Advanced predictive analytics tools, including predictive monitoring and predictive maintenance, can help reduce energy consumption and raw materials’ waste by ensuring the plant is operating at optimal efficiency. Fixing issues like bottlenecks in processes, fouling in pipes, and inaccuracies in temperature gauges helps optimize resource use and cut the risk of discarded batches.
Today’s smart plant software and industry 4.0 technologies use data from Industrial Internet of Things (IIoT) devices, artificial intelligence (AI), and machine learning (ML) to quickly spot variations in water and energy consumption. Early alerts enable teams to fix leaks or bottlenecks before they result in large-scale waste.
Smart inventory management ensures each plant has the materials it needs, without overstocking “just in case” which could lead to materials passing their expiry date.
Automation such as cobots and robotic process automation (RPA) helps lower the risk of waste due to human error. With AI, automation, and IIoT, plants are increasingly adopting “lights out” manufacturing, which cuts energy consumption by removing the need to run light and heating for human employees. Automated processes also help improve plant safety by eliminating the need to send workers into hazardous situations.
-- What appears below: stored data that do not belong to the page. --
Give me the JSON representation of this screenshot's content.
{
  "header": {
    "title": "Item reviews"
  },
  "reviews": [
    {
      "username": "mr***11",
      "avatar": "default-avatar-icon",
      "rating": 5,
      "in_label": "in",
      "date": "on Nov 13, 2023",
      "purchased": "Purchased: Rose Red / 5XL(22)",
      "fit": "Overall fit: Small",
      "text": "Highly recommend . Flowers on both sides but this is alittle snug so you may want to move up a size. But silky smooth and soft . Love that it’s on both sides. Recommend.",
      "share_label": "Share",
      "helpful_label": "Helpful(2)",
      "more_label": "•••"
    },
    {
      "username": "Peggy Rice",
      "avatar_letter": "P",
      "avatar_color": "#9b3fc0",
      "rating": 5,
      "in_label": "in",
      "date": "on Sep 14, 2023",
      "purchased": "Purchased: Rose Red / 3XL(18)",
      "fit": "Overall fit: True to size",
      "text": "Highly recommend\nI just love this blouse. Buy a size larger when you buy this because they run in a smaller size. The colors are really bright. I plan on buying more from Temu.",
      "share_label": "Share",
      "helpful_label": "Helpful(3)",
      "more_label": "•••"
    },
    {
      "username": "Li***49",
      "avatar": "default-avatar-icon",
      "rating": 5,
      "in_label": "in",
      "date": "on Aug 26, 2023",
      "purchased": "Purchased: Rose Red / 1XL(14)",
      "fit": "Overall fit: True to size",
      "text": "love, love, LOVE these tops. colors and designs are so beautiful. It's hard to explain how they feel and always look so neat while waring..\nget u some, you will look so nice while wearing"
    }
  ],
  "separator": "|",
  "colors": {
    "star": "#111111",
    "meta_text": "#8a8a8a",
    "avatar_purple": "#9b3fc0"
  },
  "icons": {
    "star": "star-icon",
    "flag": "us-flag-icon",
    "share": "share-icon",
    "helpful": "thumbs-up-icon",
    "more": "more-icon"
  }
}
Toyota, one of the leaders in sustainable manufacturing, goes a step further and includes tree planting and other conservation activities as part of the remit of a green plant. Enhancing the natural environment and helping to preserve local ecosystems takes sustainable manufacturing beyond merely avoiding harm and brings it to active eco-friendliness.
How does sustainable manufacturing make process plants more competitive?
By implementing sustainable manufacturing practices, process plants can improve their reputation to expand their customer base, lower waste, and cut expenses to boost their profit margin and enhance their bottom line.